I can’t think of many downsides to being rich, never having been blighted by that temptation. Just in case something totally unforeseen should bring a bonanza, like most of us, I have always left the door open by admitting that the Bible nowhere condemns being rich. It says, “They that desire to be rich fall into temptation and a snare.” I Timothy 6:9. And “the love of money is the root of all kinds of evil.” Verse 10. And Christ told His apostles “It is easier for a camel to go through a needle’s eye than for a rich man to enter the kingdom of heaven.” Matthew 19:24. A Christian who has disciplined himself to give more than ten per cent of $600.00 per week, might find it difficult to give a proportionate amount of $6000.00 although I have seen some dedicated Christians who could and did.

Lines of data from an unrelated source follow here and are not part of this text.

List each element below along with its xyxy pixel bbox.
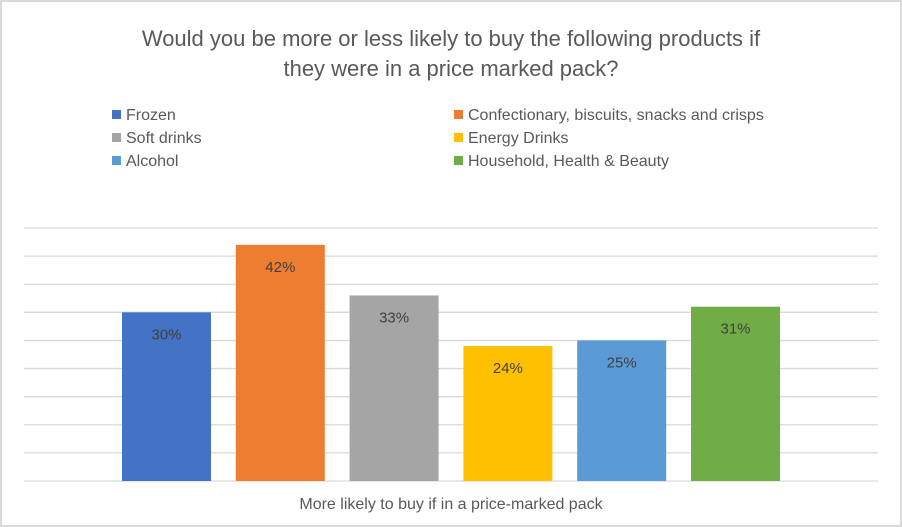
legend-item: Confectionary, biscuits, snacks and cris… [454, 106, 764, 129]
legend-item: Frozen [112, 106, 176, 129]
data-label: 33% [379, 309, 409, 326]
legend-item: Energy Drinks [454, 129, 568, 152]
chart-title-line-1: Would you be more or less likely to buy … [141, 26, 761, 51]
bar-alcohol [577, 340, 667, 481]
bar-frozen [122, 312, 211, 481]
legend-label: Alcohol [126, 153, 179, 170]
legend-item: Household, Health & Beauty [454, 152, 669, 175]
legend-swatch [112, 110, 121, 119]
legend-swatch [454, 156, 463, 165]
legend-label: Confectionary, biscuits, snacks and cris… [468, 107, 764, 124]
legend-swatch [454, 110, 463, 119]
bar-confectionary-biscuits-snacks-and-crisps [235, 244, 325, 481]
legend-swatch [454, 133, 463, 142]
data-label: 31% [720, 321, 750, 338]
data-label: 24% [493, 360, 523, 377]
chart-title-line-2: they were in a price marked pack? [283, 56, 619, 81]
chart-title: Would you be more or less likely to buy … [0, 24, 902, 84]
bar-soft-drinks [349, 295, 439, 481]
legend-item: Soft drinks [112, 129, 202, 152]
data-label: 25% [607, 354, 637, 371]
legend-swatch [112, 133, 121, 142]
bar-household-health-beauty [691, 306, 780, 481]
legend-label: Household, Health & Beauty [468, 153, 670, 170]
legend-swatch [112, 156, 121, 165]
bar-energy-drinks [463, 346, 553, 481]
x-category-label: More likely to buy if in a price-marked … [299, 496, 603, 513]
legend-label: Frozen [126, 107, 176, 124]
legend-label: Soft drinks [126, 130, 202, 147]
legend-item: Alcohol [112, 152, 178, 175]
legend-label: Energy Drinks [468, 130, 569, 147]
data-label: 30% [151, 326, 181, 343]
data-label: 42% [265, 259, 295, 276]
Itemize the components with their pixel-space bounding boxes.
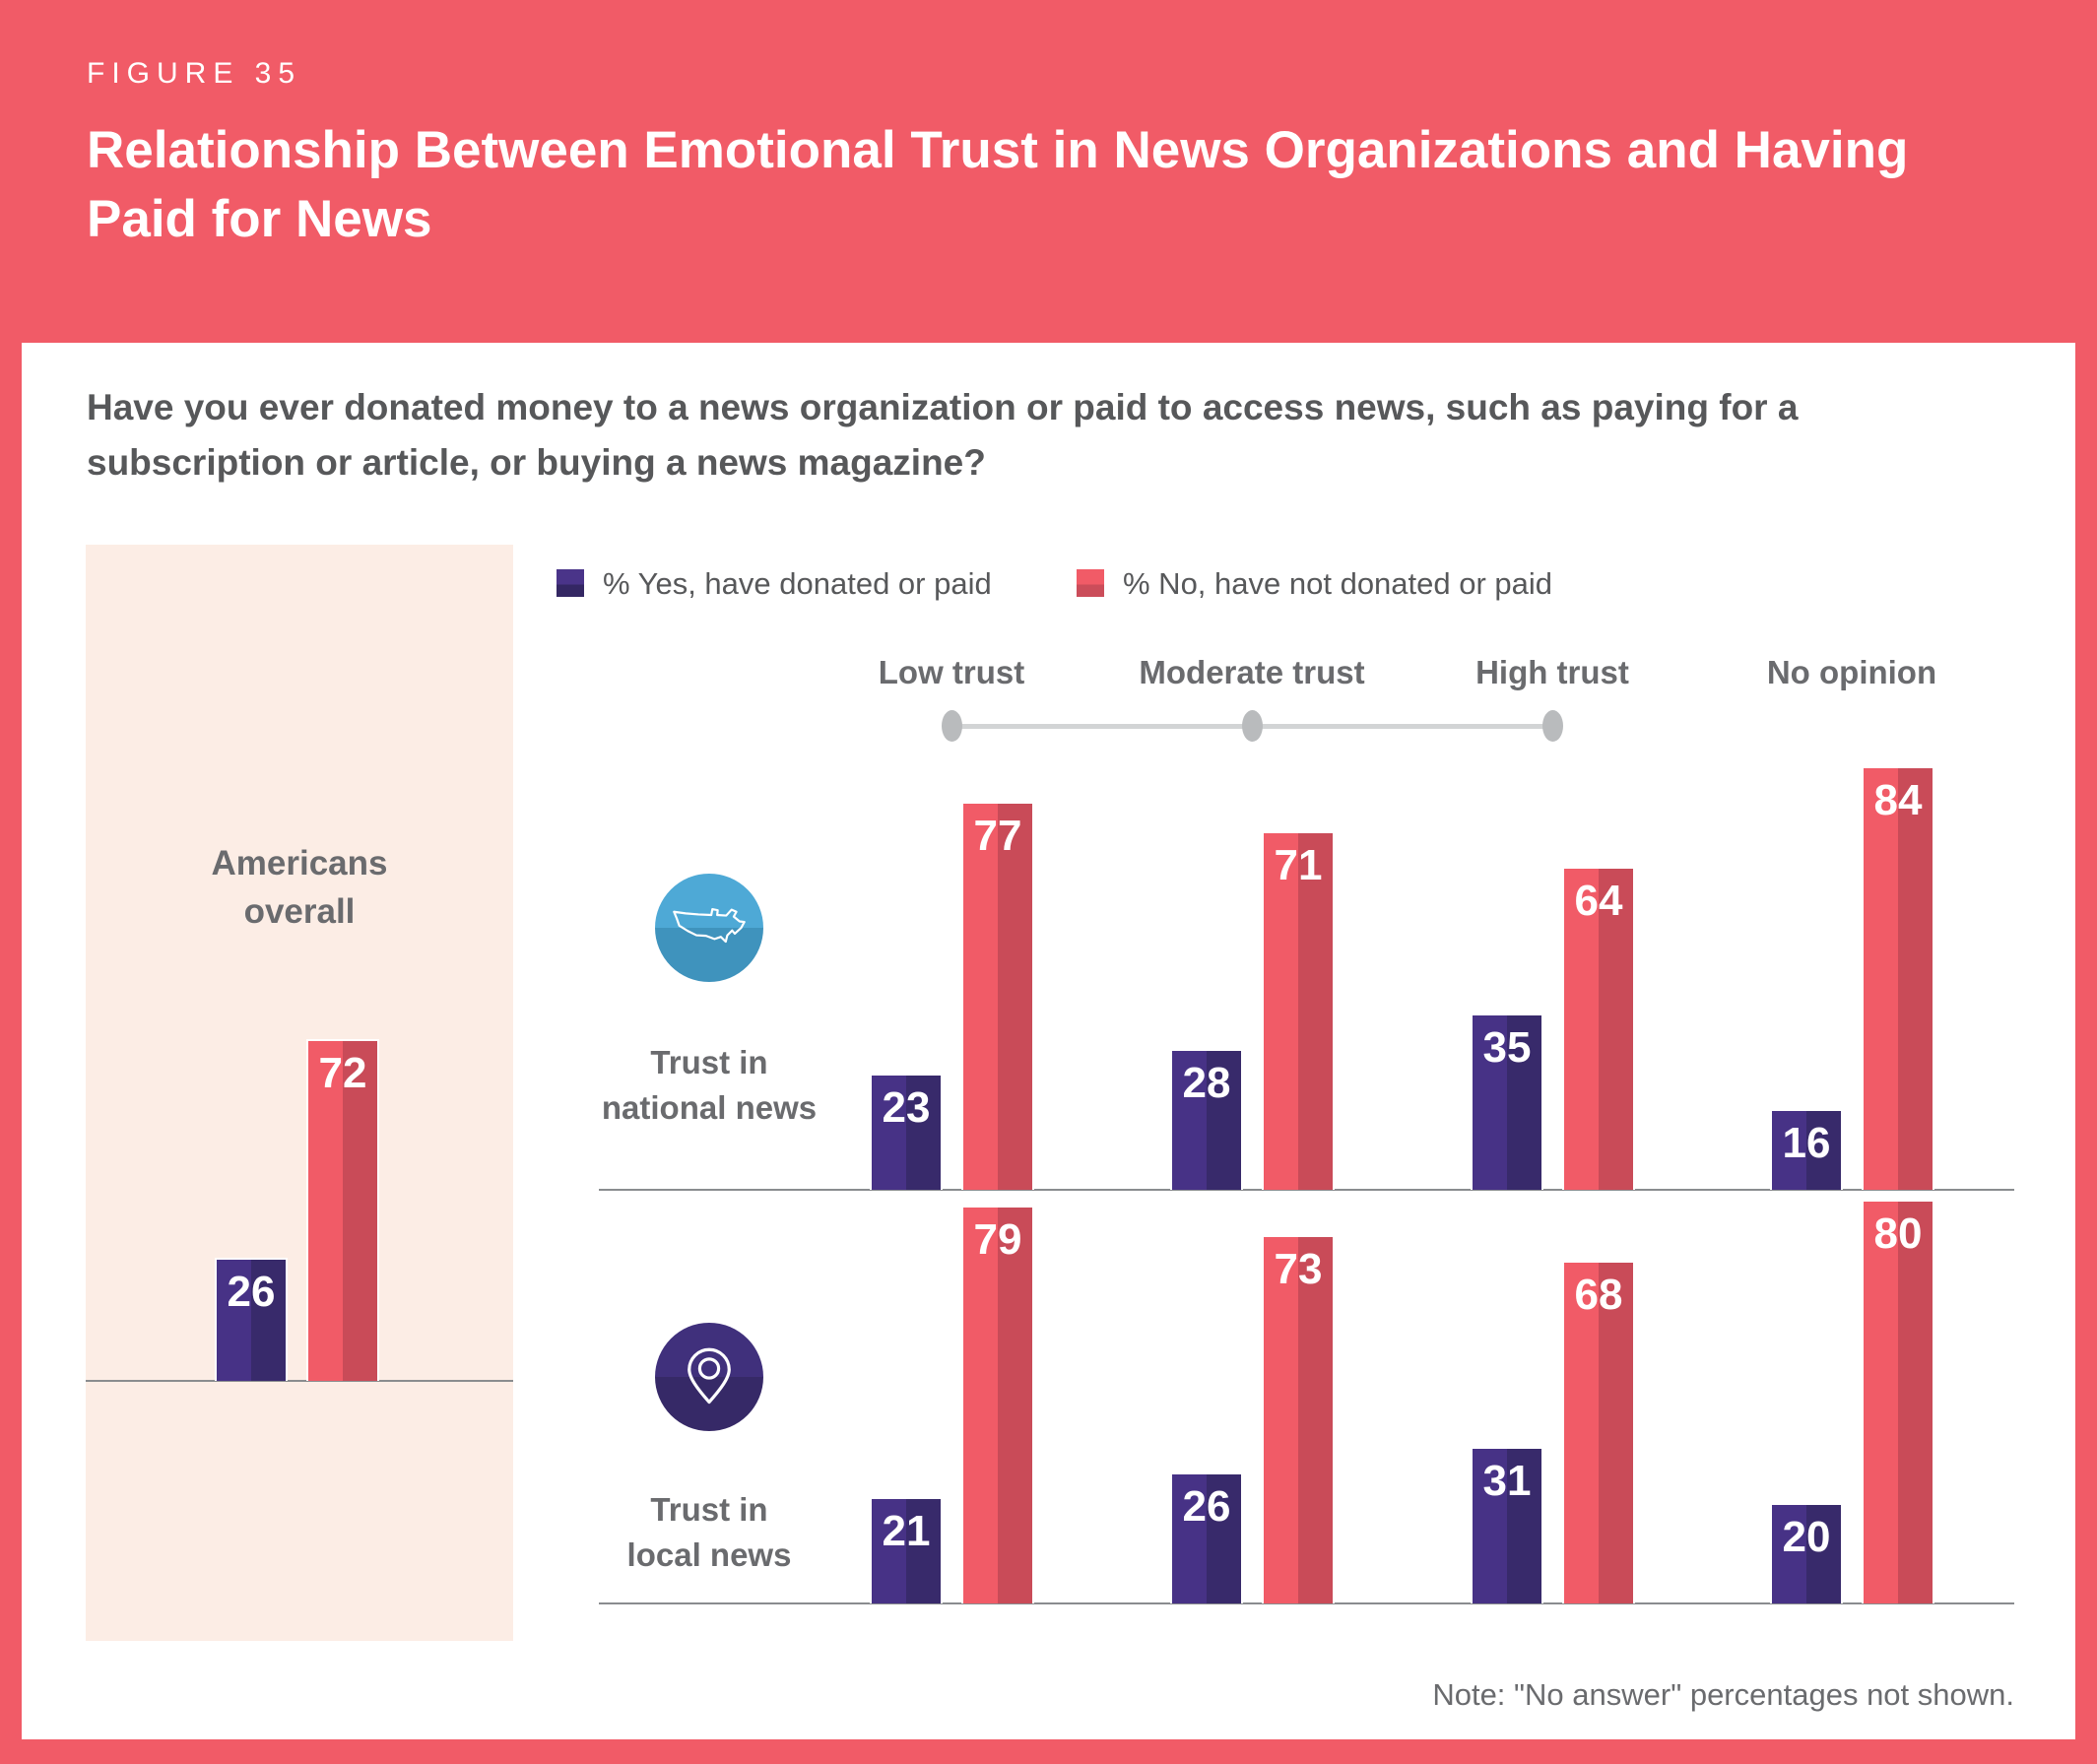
bar-no-americans-overall: 72 [306, 1039, 379, 1381]
americans-overall-panel [86, 545, 513, 1641]
legend-label-no: % No, have not donated or paid [1123, 566, 1553, 601]
legend-swatch-yes [557, 569, 584, 597]
bar-no-local-moderate-trust: 73 [1262, 1235, 1335, 1603]
bar-no-national-low-trust: 77 [961, 802, 1034, 1190]
bar-value-label: 77 [973, 812, 1022, 860]
footnote: Note: "No answer" percentages not shown. [1432, 1677, 2014, 1712]
bar-value-label: 73 [1274, 1245, 1323, 1293]
bar-yes-national-no-opinion: 16 [1770, 1109, 1843, 1190]
local-news-row-label: Trust in local news [626, 1491, 792, 1573]
bar-yes-local-high-trust: 31 [1471, 1447, 1543, 1603]
bar-yes-americans-overall: 26 [215, 1258, 288, 1381]
legend-swatch-no [1077, 569, 1104, 597]
bar-value-label: 71 [1274, 841, 1323, 889]
bar-value-label: 68 [1574, 1271, 1623, 1319]
bar-yes-national-moderate-trust: 28 [1170, 1049, 1243, 1190]
bar-value-label: 28 [1182, 1059, 1231, 1107]
bar-yes-national-low-trust: 23 [870, 1074, 943, 1190]
local-news-badge [655, 1323, 763, 1431]
bar-yes-local-no-opinion: 20 [1770, 1503, 1843, 1603]
legend-label-yes: % Yes, have donated or paid [603, 566, 992, 601]
bar-value-label: 72 [318, 1049, 367, 1097]
national-news-badge [655, 874, 763, 982]
bar-value-label: 35 [1482, 1023, 1532, 1072]
bar-value-label: 26 [227, 1268, 276, 1316]
bar-value-label: 31 [1482, 1457, 1532, 1505]
bar-value-label: 21 [882, 1507, 931, 1555]
trust-scale-dot [1242, 710, 1263, 742]
bar-no-local-high-trust: 68 [1562, 1261, 1635, 1603]
bar-value-label: 23 [882, 1083, 931, 1132]
trust-scale-dot [1542, 710, 1563, 742]
axis-baseline-overall [86, 1380, 513, 1382]
trust-scale-label-high: High trust [1475, 654, 1629, 690]
bar-yes-local-moderate-trust: 26 [1170, 1472, 1243, 1603]
bar-value-label: 26 [1182, 1482, 1231, 1531]
trust-scale-label-low: Low trust [878, 654, 1025, 690]
frame-border-bottom [0, 1739, 2097, 1764]
figure-title: Relationship Between Emotional Trust in … [87, 121, 1909, 248]
axis-baseline-local [599, 1602, 2014, 1604]
bar-value-label: 20 [1782, 1513, 1831, 1561]
survey-question: Have you ever donated money to a news or… [87, 387, 1799, 483]
bar-no-local-no-opinion: 80 [1862, 1200, 1934, 1603]
frame-border-left [0, 343, 22, 1764]
bar-no-national-high-trust: 64 [1562, 867, 1635, 1190]
bar-value-label: 64 [1574, 877, 1623, 925]
bar-value-label: 16 [1782, 1119, 1831, 1167]
bar-no-national-moderate-trust: 71 [1262, 831, 1335, 1190]
bar-yes-local-low-trust: 21 [870, 1497, 943, 1603]
trust-scale-label-no-opinion: No opinion [1766, 654, 1937, 690]
axis-baseline-national [599, 1189, 2014, 1191]
bar-yes-national-high-trust: 35 [1471, 1013, 1543, 1190]
header-band: FIGURE 35 Relationship Between Emotional… [0, 0, 2097, 343]
trust-scale-label-moderate: Moderate trust [1139, 654, 1365, 690]
bar-no-national-no-opinion: 84 [1862, 766, 1934, 1190]
trust-scale-dot [942, 710, 962, 742]
bar-no-local-low-trust: 79 [961, 1206, 1034, 1603]
national-news-row-label: Trust in national news [601, 1044, 818, 1126]
americans-overall-label: Americans overall [211, 844, 388, 931]
bar-value-label: 84 [1873, 776, 1923, 824]
bar-value-label: 80 [1873, 1209, 1923, 1258]
frame-border-right [2075, 343, 2097, 1764]
figure-number-label: FIGURE 35 [87, 57, 302, 90]
bar-value-label: 79 [973, 1215, 1022, 1264]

One advantage of not having much is we can always say what we would do if we were rich! “I don’t contribute much, but if I were rich I would do fantastic things,” we can say.
Ted Turner, one of the world’s richest men, has pledged to give one billion to the United Nations over the next 10 years. He said, “I’m trying the best I can to make a difference.” He put his money where his mouth is!
In II Corinthians 8:12 the Bible tells us, “For if the readiness is there, it is acceptable according as a man hath, not according as he hath not.” In other words, we are judged by what we do with what we have not what we would do if things were different. If we use what we have – money, talent, time, self- selflessly to God’s glory, that is accounted an A plus, no matter how much or how little it is. This is why Christ looked at the widow’s two “mites which make a farthing” – perhaps a sixth of a cent – and said, “She hath given more than they all for they cast in of their superfluity and she cast in all that she had, even her living.”
A little poem I read years ago comes to mind:
It’s not what you’d do with a million
If riches should e’er be your lot,
But what you’re doing at present,
With the dollar and a quarter you’ve got.